Hello everyone! ok so today has probably been one of the worst days for me ever! most likely my ROCK BOTTOM. (i really hate saying that though because i feel like someone always has it worse off than i do) i have a hard time admitting to myself that it is ok to feel bad some days and need to rest, and make mistakes! i am SOOOO hard on myself. i hate that i cannot forgive myself!
this morning i woke up, took the dog outside (for him to decide not to pee - but to pee once we got back into the house haha) i decided (at 7:10) to start my breakfast off with a nectarine. then i wanted to dip it in some yogurt - so i measured out one cup full. then i decided i needed a grain and fat so i poured a cup of wheat bran and a large spoonful of white chocolate PB. it was all going fine and dandy until i decided to have a banana too, then another with more PB then some crackers with PB and Jelly. then i wanted another flavor of PB. i ended up eating 2 jars. a box of crackers. 5 packages of nature Vally granola bars. about 25 orios. 1/2 bag of soy chips. a jar of jelly. 1/2 container of yogurt. a million cinnamon almonds. 6 slices of toast with butter. i don't even remember what else. but i decided to purge : ( i'm so mad at myself) i can't believe i let myself go back to doing that. (i could list off a million reasons why i or anyone shouldn't be doing that) but i did. and I'm having trouble forgiving myself for it. it is funny though. i didn't let myself binge on my nice foods, expensive foods (ex. Greek yogurt, new apple cinnamon cookies). i decided NO. the only reason i stopped eating was because i ran out of stuff to eat. i am happy to say not that i have no more food in the house to binge on. or that i would bother binging on. i really need to develop an action plan for myself though. it is hard because i know how to eat. i could council anyone on how to eat healthfully. but with myself i just can't seem to do it correctly. i turn to food as my only coping method.
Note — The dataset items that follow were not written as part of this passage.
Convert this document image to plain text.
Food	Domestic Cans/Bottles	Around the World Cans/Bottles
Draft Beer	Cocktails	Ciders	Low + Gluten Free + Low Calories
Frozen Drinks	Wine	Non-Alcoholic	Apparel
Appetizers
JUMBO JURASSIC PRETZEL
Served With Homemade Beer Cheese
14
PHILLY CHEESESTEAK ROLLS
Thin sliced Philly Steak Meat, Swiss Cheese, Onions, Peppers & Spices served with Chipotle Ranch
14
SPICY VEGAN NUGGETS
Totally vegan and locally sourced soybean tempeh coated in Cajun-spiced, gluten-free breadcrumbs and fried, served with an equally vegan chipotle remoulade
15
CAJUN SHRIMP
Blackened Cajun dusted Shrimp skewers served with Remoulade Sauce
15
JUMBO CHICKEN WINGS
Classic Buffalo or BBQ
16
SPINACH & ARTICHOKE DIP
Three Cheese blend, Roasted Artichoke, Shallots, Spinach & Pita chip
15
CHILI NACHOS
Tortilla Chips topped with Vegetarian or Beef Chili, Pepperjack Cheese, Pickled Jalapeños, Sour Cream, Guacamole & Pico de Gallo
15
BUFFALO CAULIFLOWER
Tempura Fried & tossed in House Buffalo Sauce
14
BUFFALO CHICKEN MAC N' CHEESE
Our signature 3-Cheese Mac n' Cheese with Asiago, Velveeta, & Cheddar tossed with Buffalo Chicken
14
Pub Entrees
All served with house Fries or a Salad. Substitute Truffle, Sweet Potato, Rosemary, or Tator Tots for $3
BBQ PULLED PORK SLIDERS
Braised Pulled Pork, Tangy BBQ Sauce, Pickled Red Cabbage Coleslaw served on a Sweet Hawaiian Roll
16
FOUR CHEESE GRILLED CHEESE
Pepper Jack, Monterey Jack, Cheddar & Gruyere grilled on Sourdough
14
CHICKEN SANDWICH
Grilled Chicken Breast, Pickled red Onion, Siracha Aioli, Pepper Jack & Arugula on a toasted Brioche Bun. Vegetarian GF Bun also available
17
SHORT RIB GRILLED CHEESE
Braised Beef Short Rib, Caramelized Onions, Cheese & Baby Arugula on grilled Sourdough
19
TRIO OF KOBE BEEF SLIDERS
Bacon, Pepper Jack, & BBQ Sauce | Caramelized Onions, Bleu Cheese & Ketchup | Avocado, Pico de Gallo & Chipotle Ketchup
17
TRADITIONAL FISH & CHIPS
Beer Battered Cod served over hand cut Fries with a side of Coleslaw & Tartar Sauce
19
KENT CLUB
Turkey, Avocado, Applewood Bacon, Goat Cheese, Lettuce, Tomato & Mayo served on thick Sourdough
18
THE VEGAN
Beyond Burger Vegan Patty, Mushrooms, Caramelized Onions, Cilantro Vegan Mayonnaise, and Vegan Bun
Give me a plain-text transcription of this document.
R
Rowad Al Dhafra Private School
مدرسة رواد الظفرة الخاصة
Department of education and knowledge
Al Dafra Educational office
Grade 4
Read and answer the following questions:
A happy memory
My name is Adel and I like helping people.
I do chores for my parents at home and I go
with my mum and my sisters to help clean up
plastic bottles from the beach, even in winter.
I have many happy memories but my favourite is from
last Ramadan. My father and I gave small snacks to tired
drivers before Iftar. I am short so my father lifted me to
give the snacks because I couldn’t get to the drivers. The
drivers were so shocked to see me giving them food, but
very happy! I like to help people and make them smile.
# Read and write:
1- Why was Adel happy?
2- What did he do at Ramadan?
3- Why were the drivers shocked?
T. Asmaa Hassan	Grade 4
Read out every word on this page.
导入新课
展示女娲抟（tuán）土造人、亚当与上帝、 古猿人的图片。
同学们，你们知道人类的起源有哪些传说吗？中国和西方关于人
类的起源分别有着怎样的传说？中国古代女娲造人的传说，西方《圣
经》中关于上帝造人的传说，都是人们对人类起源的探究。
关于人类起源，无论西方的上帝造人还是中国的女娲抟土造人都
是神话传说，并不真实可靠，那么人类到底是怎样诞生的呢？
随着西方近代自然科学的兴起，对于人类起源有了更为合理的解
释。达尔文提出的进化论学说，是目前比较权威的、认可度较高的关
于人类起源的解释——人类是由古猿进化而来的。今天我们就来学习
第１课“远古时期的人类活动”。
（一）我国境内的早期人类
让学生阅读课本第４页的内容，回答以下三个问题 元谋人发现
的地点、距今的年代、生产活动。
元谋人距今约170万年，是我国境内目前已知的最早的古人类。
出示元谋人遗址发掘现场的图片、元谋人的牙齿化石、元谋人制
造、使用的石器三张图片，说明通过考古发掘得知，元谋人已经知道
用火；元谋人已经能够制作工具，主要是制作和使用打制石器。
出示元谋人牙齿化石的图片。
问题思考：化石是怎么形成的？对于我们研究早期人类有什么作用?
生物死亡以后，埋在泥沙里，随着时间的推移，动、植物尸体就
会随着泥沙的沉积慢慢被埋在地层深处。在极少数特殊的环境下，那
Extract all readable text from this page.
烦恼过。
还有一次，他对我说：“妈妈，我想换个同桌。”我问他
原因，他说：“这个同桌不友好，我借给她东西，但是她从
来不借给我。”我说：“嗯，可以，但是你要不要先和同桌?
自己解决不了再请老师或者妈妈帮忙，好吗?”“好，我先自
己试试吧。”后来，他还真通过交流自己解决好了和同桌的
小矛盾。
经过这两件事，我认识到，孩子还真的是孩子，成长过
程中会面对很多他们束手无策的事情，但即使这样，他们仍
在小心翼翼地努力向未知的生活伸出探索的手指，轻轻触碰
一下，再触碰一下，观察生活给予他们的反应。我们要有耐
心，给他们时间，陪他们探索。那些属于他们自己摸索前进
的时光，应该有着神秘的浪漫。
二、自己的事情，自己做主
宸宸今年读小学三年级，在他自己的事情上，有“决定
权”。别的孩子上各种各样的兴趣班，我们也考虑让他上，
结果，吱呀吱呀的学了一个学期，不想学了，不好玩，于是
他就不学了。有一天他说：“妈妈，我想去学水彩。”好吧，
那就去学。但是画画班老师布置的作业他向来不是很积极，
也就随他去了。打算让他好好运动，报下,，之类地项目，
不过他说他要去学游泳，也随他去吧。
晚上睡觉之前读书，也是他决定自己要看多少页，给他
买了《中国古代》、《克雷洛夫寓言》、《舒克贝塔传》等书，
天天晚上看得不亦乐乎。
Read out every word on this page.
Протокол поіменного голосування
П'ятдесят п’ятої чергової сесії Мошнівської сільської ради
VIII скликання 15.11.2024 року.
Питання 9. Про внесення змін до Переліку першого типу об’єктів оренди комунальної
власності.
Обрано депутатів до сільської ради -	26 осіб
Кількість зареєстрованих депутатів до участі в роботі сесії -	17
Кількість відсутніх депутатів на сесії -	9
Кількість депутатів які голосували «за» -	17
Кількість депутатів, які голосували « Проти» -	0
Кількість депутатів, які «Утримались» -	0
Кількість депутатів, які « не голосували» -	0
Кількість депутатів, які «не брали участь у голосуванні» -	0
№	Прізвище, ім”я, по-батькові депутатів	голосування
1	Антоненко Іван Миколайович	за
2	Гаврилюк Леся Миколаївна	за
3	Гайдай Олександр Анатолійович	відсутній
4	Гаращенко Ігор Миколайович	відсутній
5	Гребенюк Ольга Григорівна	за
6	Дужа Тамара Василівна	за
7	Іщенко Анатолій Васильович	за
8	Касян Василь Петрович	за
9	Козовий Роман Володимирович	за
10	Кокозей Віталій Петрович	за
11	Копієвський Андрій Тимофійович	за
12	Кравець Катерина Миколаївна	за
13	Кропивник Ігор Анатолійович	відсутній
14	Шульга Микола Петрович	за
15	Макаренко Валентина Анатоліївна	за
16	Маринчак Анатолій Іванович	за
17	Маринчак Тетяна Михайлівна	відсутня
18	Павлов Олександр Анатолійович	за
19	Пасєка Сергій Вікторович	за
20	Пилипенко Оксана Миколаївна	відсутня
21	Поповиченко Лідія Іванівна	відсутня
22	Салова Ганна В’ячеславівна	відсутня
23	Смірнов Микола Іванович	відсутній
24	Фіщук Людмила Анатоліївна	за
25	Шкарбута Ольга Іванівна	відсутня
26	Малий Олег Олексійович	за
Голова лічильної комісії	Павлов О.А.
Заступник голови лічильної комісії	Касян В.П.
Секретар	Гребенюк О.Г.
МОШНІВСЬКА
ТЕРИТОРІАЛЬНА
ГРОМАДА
so my mom came over after work at about 1:45 and we are going to try to develop an action plan- if i can think rationally. argh! i keep letting myself over eat because i know i am slightly underweight and use it as an excuse. or a quick fix to be back to normal. the only way i can be back to normal would be to distress myself. my body goes into crazy mode when i am stressed and my body just eats itself. i loose my muscle and look like shit (even though i don't change anything about what i am eating) i also haven't really been exercising lately. i did go to the gym Monday night and it felt AMAZING!!! i need to make more time to go. anyways I'll stop rambling now. i hope you all have a nice day.